Slowly he let his hands down. His face was blotchy but already fading back to its pale norm. He turned toward me, as if to show me his bared face. It didn’t look elfin now, still too subdued, but there was something so likable about him I almost missed his hand squeezing a yellow ball so hard it shook. “Bryant was a genius at presentation. He took the idea and ran. And when he went on TV, suddenly everything dazzled. We got new investors, even conservatives—a brouha
ha
over that one—but the board finally agreed if the guys on the right put their money where
our
mouth is, all the better. Now businesses see ACC as a way to ingratiate themselves with the community and make a buck at the same time.” His lips twitched, and this time a definite elfin grin flashed. “They’re the ones who grabbed the phone as soon as they saw the news. Our original members won’t connect Bryant’s death with their money until they need it. They’re used to waiting; they’d have to be after dealing with Bryant.”

“Did Bryant withhold their money?”

“Oh, no, I don’t mean that. He was just, well, focused on other things, and he’d forget about stuff that didn’t interest him, like the classes ACC used to have. He dropped those to concentrate on the mediation. He would have dropped the money fund too, but he couldn’t do that. So he let it limp along. People got their money, but sometimes they had to call him a couple of times. They understood that. It’s the new guys who expected more.”

“Is that what Herman Ott was asking about?”

“Ott? No.”

I could tell from his expression I hadn’t slid that question in quite as smoothly as I’d hoped. “Mr. Macalester, Herman Ott was investigating Bryant. What did he ask you about him?”

“I didn’t—”

“Daisy told me you did.”

He sailed the ball against the wall, a swooping arc of defeat. “Yeah, okay. Ott called me. I know Ott, respect the guy, but sheesh, Bryant’s my boss; I can’t be inviting Ott over to peruse the office.”

“What specifically was he after?”

Macalester pushed himself up on the desk. “You want to know what I think? He was fishing.”

“But why?”

He shrugged.

“Look, I’m going to be straight with you,” I said. “Ott’s missing. I can’t picture him shooting Bryant. It worries me that he’s been gone for over twenty-four hours. You say you know Ott; then you know how strange that is.

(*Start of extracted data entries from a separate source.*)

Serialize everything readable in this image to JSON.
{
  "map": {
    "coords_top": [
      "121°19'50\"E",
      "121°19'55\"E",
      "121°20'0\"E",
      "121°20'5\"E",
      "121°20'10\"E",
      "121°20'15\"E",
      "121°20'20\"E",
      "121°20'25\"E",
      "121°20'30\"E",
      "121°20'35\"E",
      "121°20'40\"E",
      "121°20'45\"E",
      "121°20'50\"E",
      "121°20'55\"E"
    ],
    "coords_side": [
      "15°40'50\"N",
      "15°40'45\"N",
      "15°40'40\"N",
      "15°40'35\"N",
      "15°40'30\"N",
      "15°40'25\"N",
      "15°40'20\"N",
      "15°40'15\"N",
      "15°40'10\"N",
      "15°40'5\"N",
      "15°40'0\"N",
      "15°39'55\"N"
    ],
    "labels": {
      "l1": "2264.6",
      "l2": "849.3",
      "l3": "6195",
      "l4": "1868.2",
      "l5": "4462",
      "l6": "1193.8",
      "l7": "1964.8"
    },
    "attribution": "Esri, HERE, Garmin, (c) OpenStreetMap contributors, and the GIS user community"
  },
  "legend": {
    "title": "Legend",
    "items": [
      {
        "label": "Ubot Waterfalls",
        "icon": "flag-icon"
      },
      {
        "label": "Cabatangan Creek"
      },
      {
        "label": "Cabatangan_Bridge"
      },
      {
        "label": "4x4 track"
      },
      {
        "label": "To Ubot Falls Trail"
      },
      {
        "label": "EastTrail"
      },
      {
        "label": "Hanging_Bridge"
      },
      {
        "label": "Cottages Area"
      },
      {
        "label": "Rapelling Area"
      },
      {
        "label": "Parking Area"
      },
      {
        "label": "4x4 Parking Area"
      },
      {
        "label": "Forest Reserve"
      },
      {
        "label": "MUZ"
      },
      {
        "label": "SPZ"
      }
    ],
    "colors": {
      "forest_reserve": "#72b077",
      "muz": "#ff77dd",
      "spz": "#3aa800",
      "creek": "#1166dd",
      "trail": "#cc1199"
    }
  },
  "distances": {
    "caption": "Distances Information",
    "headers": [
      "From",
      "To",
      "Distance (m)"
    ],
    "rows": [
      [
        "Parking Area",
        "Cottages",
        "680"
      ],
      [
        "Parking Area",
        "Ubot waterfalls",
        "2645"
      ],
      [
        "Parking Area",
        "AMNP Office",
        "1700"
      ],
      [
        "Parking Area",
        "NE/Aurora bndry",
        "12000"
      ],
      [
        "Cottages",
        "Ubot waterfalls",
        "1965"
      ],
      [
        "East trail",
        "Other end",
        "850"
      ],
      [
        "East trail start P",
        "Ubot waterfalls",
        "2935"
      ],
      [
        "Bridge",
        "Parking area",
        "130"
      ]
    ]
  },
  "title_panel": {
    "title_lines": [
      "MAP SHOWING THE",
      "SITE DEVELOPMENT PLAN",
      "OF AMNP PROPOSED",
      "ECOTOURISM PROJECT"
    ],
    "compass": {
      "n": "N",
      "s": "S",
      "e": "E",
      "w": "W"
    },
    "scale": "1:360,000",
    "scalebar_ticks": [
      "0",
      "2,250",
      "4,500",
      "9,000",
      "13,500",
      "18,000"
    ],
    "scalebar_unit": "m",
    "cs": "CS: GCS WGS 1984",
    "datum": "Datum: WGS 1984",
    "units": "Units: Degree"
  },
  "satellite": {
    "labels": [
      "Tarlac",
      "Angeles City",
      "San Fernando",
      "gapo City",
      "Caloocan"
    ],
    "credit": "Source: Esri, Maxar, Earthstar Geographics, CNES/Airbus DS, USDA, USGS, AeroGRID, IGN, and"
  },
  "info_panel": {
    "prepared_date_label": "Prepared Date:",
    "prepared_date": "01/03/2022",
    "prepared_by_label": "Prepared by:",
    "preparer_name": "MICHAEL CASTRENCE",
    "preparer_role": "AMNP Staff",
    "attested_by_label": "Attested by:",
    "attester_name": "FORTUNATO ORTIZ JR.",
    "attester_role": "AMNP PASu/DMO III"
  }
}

I need to find him, and I’ll tell you, I have not a clue. Except that he was investigating Bryant. Now if I knew what his focus—”

“I…don’t…know. Ott didn’t favor me with his purpose. Maybe if he hadn’t been so condescending—like whatever he thought Bryant had done, he figured I was up to my eyeballs too—maybe I’d have helped him. I told him to go screw himself.” He paused and stared me in the eye. “Maybe that’s what he’s gone and done.”